I have a batch of raw wheat that I want to use in a Hefeweizen.
Grain bill will be 50% 2 Row and 50% Raw Wheat.
I’ve been told several things from boiling the wheat prior to mashing - not to worry about and just do a regular infusion mash - or to do a decoction mash to activate the enzymes in the raw wheat.
Anybody here ever use raw wheat? What are your suggestions? ???

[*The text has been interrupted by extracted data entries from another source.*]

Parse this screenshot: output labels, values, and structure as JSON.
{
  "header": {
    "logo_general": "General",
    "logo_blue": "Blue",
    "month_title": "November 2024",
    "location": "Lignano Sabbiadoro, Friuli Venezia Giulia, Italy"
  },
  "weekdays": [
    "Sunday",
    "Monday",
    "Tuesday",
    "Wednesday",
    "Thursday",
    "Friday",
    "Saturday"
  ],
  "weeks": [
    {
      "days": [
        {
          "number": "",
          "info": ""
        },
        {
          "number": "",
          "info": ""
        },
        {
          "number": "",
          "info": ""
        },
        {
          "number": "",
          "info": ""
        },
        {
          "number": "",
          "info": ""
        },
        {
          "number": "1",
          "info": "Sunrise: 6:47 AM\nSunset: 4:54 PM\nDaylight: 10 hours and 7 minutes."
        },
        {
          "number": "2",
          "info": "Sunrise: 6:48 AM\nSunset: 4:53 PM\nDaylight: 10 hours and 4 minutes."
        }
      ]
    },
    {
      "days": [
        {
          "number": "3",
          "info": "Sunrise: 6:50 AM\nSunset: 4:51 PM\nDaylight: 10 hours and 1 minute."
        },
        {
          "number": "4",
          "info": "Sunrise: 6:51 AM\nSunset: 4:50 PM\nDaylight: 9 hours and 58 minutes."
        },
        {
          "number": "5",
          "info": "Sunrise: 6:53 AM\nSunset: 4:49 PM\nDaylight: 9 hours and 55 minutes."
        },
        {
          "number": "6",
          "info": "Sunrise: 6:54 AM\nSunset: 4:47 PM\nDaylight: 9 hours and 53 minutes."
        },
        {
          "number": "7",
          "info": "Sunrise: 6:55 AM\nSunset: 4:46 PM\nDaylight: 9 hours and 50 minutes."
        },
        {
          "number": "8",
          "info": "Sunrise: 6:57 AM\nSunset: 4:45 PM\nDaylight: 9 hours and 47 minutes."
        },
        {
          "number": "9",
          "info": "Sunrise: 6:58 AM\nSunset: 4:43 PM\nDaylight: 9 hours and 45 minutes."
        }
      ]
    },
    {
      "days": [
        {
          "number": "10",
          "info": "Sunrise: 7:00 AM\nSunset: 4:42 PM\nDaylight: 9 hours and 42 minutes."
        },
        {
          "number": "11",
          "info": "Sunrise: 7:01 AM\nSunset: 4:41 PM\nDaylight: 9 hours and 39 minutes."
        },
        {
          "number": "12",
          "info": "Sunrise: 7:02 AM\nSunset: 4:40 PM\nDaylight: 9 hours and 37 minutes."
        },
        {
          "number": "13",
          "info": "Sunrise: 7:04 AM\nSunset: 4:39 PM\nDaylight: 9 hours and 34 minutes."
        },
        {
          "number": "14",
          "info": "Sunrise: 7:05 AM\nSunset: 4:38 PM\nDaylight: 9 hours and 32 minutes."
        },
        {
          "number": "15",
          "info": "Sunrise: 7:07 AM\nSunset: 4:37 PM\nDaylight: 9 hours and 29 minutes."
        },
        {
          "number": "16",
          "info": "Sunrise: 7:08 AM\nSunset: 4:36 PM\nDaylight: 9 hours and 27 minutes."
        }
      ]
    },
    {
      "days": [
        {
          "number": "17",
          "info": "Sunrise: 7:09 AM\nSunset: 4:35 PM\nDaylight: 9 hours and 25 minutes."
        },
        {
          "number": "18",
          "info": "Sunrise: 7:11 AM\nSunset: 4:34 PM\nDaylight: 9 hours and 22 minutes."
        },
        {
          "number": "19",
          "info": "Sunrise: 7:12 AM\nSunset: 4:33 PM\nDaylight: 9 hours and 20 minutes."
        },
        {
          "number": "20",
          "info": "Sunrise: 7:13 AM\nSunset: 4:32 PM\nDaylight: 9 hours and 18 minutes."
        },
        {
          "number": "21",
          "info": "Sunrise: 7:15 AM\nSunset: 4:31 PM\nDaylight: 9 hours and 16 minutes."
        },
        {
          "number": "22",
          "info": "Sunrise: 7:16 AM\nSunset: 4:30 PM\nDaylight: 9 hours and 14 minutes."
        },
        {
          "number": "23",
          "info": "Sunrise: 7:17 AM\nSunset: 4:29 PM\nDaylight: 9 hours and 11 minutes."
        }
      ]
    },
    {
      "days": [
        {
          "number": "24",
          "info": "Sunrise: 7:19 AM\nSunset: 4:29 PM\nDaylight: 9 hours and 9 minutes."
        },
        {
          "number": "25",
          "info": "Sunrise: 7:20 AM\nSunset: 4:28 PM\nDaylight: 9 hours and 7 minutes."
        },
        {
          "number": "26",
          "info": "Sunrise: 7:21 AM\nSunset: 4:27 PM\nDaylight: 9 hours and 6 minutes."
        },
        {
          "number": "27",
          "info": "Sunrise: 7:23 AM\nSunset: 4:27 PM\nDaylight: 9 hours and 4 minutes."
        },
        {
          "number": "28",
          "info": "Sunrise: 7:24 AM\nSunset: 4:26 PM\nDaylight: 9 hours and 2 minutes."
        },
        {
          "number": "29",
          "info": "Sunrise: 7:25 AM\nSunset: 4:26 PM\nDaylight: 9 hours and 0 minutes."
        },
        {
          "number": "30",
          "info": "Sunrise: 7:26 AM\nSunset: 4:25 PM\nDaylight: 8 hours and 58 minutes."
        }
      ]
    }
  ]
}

You will not be activating any enzymes in the wheat. The idea behind boiling or decoction is to gelatenize the starch so it is available to the enzymes in the barley malt. I have used raw wheat once and just added it to the mash as usual. I did not see any problems but that is a very limited experience. others may have more info. There was a thread on here about the gelatenizing temps for various grains that would give you an answer. If the temp for wheat is below that of your infusion mash then you are all good!
Raw wheat can be a pain to mill. Plan on extra time and @(*$^$&%. On mashing unmalted wheat, Randy Mosher gave a friend of mine some advice through Ask the Experts. Go here and scroll down to Richie from Delaware -
I crush mine through my grain mill but it really drags on the drill I drive it with and I have to start out with malt or the thing has a tendency to seize and not get going at all… I think your food processor would work, just pulse until you see the right amount of
Raw wheat has a gelatanization temp that is lower than that of the mash temp you will use for the barley. It will be converted in the mash.
Doing a cereal mash will give a better mouthfeel (according to Moaher0, and extraction by bursting the hard small starch granules making them available for conversion. This is the same as for a decoction mash using all barley, which gives slightly higher extract.
Where are all of the style/Reinheitsgebot police? Just kidding…
Isn’t part of using raw wheat, that it contributes non-converted starch particles to give the cloudy white color? If so, then would you really want to do a cereal mash for a witbeer?
I don’t think so either. That’s not to say it doesn’t (although it should convert fine if there is sufficient DP in the other grains). It has a different flavor than malted wheat, which is why I would use one instead of the other.
Ron Jeffries was talking to one of the guys in the club after he die BOS at the competition our club does. The question asked was about the forms of wheat. Ron talked about malted wheat, raw wheat, and flaked wheat and what each has for flavor. He talked about how he uses them and why. Wish I would have taken notes!
A topic for an NHC talk someday? Could do more than wheat, as there are the other malted/raw/flaked grains (not all malted as in corn).
Raw wheat dosen’t add much flavor. Toasting it brings out flavor and makes it easier to crush. I found soaking it for and hour and toasting until it’s dry works very well. I use it as a specialty malt. It’s 10L-50L depending on how I toast it.